If you feel curious…

These papers will eventually be made public by the C+J. The Datastringer should even be in the American Journalism Review. In the meantime, you can read a less scientific write-up on OpenNews Source blog:

Project of the week

gist iain

Our Iain Collins crunched some data to study the news coverage bills in front of the UK Parliament receive.

Do have a look at the Github Gist with the results!

“The example above only includes Bills that have actually been published online by Parliament - Bills that are still to be published are less likely to have written about in the media.”

“Only the top 10 matching articles from a select list of sources is shown here. The total for the number of articles refers to articles published in the last 3 months that were found and indexed by the BBC News Juicer. You can read about the Juicer here and here.”

“This output was created by mashing up the node modules newsQuery, psuk-parliament and gramophone. It’s a simple but practical example of how I want to leverage existing tools and data to create a site that helps explain new legislation, and the issues related to it.

“As well as curating a list of related content and discovering potentially useful tags (which I have limited to 5 per Bill here) which could be use to help include and link to relevant content the number of related articles in the media help show which Bills are important and topical.”

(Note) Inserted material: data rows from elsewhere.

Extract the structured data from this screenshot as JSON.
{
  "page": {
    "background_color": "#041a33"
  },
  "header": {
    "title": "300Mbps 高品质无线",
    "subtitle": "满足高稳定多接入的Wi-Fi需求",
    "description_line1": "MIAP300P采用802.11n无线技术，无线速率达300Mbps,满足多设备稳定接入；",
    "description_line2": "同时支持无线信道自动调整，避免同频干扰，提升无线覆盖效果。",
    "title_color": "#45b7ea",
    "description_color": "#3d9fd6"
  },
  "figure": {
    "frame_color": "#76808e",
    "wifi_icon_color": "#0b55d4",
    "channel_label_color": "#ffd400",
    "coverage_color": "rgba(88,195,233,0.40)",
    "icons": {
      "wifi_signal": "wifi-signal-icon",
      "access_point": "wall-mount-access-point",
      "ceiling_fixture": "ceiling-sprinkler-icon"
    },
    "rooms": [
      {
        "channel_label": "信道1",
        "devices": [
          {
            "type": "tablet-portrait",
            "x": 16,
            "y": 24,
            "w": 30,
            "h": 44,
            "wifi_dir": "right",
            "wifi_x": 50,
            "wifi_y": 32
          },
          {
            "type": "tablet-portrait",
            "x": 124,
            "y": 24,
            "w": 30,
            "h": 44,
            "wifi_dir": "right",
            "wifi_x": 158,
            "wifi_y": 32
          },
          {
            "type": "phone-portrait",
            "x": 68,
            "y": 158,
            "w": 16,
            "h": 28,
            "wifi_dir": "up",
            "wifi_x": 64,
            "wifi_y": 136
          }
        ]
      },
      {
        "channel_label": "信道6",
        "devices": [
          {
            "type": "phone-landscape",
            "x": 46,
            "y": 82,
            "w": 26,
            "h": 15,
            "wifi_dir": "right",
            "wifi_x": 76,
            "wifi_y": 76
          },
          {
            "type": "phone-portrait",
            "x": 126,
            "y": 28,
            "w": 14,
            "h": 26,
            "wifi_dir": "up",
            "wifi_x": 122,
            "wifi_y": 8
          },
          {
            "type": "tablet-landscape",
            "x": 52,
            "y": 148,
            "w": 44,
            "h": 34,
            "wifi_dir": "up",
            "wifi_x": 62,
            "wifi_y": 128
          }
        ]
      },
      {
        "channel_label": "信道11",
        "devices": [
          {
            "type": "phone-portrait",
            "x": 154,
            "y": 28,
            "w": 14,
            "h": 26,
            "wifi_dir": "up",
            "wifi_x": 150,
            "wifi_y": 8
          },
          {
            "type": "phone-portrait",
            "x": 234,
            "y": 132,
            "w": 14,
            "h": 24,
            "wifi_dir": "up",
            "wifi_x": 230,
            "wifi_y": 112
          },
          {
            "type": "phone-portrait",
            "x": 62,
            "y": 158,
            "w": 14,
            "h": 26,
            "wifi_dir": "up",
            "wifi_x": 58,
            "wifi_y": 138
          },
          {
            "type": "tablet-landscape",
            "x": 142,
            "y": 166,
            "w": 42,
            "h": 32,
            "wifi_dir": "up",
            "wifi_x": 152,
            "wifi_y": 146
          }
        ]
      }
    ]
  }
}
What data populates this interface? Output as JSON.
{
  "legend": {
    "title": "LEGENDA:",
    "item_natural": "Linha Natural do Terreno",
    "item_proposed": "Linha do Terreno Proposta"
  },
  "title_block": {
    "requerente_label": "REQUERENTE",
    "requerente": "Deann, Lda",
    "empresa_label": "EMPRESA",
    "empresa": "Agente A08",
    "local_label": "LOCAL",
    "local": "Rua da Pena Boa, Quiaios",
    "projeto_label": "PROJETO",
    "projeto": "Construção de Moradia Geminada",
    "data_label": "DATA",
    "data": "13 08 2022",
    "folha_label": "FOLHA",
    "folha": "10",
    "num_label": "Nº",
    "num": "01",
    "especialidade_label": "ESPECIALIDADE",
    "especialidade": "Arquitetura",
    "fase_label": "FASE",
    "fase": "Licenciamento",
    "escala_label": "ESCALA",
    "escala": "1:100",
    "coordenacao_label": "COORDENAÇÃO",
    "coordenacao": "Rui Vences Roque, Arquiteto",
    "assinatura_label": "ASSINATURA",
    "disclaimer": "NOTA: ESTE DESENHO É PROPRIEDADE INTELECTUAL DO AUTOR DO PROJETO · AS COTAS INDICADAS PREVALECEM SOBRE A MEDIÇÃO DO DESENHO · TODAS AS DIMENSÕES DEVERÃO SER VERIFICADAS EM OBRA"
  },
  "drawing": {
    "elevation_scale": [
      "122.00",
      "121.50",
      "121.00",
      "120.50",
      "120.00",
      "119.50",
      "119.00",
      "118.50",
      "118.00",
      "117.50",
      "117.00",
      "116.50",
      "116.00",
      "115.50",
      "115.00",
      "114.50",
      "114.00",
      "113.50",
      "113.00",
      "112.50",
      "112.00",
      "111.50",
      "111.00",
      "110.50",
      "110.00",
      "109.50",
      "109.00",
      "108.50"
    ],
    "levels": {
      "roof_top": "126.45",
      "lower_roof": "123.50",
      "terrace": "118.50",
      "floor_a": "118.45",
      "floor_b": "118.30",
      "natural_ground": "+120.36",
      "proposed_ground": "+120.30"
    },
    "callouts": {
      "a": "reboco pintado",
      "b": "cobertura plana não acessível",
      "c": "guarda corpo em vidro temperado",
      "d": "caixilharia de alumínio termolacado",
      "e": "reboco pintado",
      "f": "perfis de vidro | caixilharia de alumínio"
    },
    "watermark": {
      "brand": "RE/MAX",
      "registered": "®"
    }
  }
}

“By looking at the media coverage over and time and filtering by publication (and the content FROM each publication) you can get an immediate idea of what they key issues are and how important a Bill is.”

“Not shown here is all the semantic data associated with the articles that have been found, or additional media (including news clips, BBC News and relevant BBC Parliament coverage).”

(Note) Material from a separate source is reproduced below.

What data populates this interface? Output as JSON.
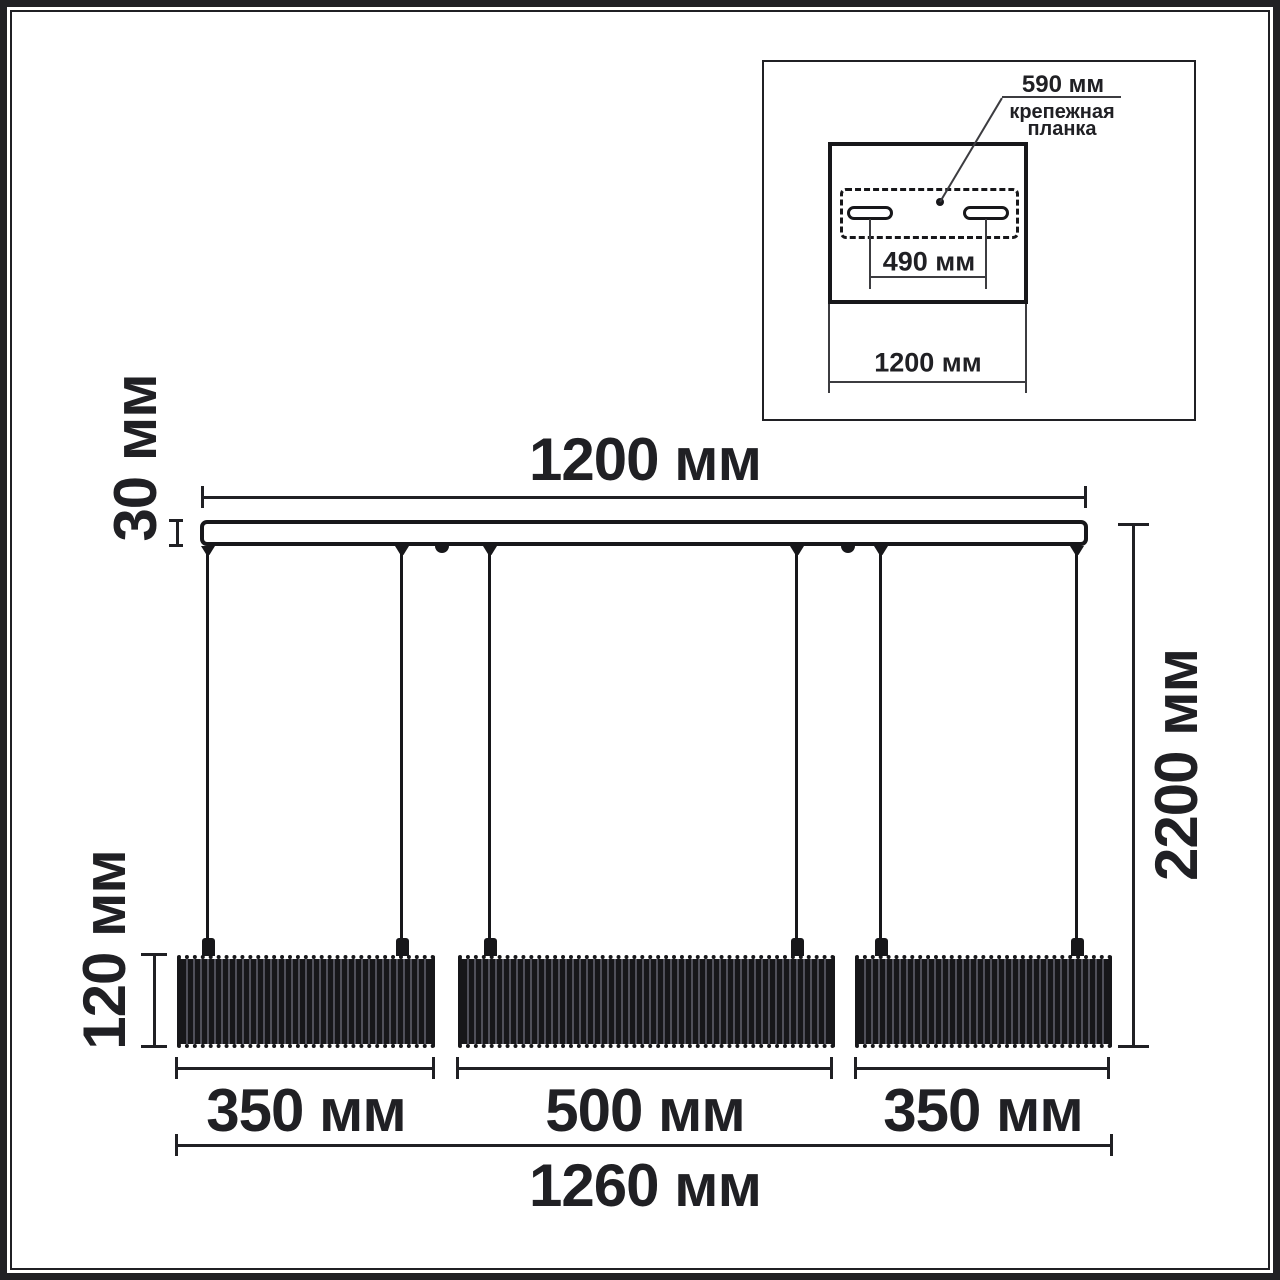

“There’s a small number of erroneous articles for little known Bills that haven’t had any press coverage but overall I’m hugely happy with the results of this smoke test and looking forward to expanding on it in the next few weeks.”

The data architects’ corner

Let’s kick off with Karl Sutt’s recent work on the Juicer.

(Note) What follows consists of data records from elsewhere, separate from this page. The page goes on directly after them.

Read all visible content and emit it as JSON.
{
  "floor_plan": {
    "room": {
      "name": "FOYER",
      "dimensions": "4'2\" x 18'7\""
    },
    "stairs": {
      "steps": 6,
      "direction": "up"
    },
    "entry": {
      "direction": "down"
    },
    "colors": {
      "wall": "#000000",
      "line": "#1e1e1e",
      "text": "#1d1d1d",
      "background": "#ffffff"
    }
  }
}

A big change happened under the hood recently: “Content extraction open source library Newspaper replaced our previous one, Goose. Newspaper is already in production and so far, we’re really happy with it! We’ve got some upstream patches for Newspaper and hopefully have more on the way.”

“I also recently implemented, using Elasticsearch, a kind of semantic “find related” functionality, which works by exploiting tf-idf (term frequency, inverse document frequency) algorithm. The results are really great so far, people seem impressed. It’s available though the Juicer API, as well as newsQuery, as well as in the Juicer Demo.”

“The current Juicer Demo is old and not ideal, so I also started working on a new demo app. This will be in Angular and will serve as a pretty facade for the Juicer, demonstrating the different querying capabilities it has. It’s possible that I will add API endpoints as part of this work, if it turns out that the demo could benefit from them.”

kibana graph

“On a more fun note, I deployed a Kibana interface to our Elasticsearch instance for showing pretty (and hopefully insightful) graphs. It’s yet another facet into our dataset, good for demoing stuff visually to relevant stakeholders and keeping an eye out for trends and patterns.”

There is a major piece of work planned for the weeks to come: “The planning and re-designing the Juicer infrastructure for its expansion. We want to have about 150-200 sources in the Juicer by the end of November, in order to get better coverage of news and be more representative (we have 51 sources at the moment). The current ingest and processing infrastructure is not scalable in the sense that we can’t easily scale out our worker instances when more sources are added. Also part of the scaling effort is migration to larger AWS instances and building a proper Elasticsearch cluster to handle a larger influx of data.”